The eye-catching artwork in question is “Bessie & Roxey,” by New York City-based sculptor Donald Lipski, with modeling by sculptor Christopher Collins, clothing design by Terri Hyland, and bronze casting by Art Castings of Colorado.
According to Lipski’s website, “Over the last years, as statues were being torn down across the country, Lipski started thinking about making a classical bronze statue.

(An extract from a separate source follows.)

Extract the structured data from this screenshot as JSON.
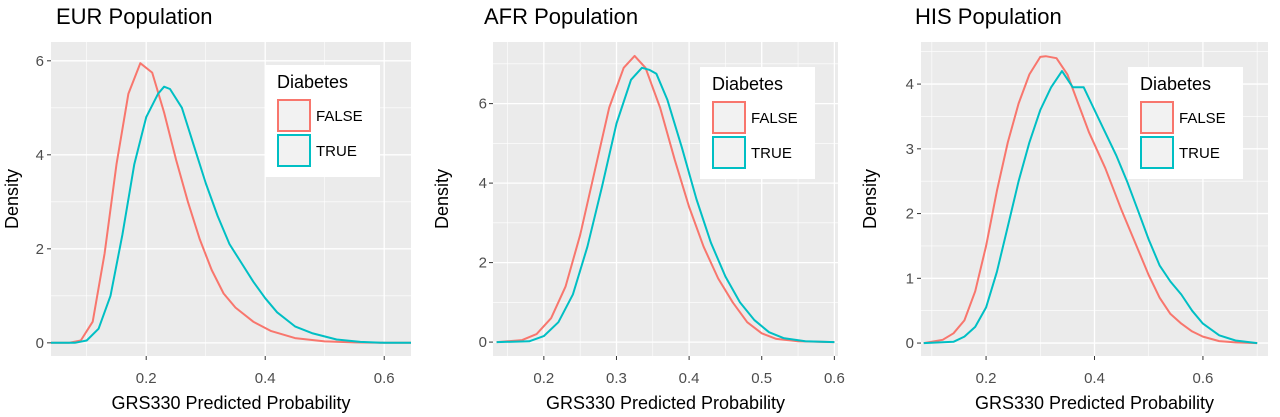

The newly restored historic [Mineola Station] seemed the perfect opportunity [and he] sought historical figures who would forever stand the test of time.”
Overall, noted retired LIRR branch line manager and railroad historian Dave Morrison, “This is an exciting year in Long Island Rail Road history.”


He explained in an email to Nassau Illustrated News, “It not only marks the 100th anniversary of the opening of the Mineola Station building, but there is now a gorgeous statue, of great historical significance, in front of the building.”

“It is wonderful, too, that we know the name of the person who purchased the first ticket at the newly opened ticket office on September 22, 1923, that being George Eggers,” Morrison continued. “Upon contacting his granddaughter, Janet Eggers McKinnon of Happy Valley, Oregon, she sent me a photograph of her grandfather,” he said (included here).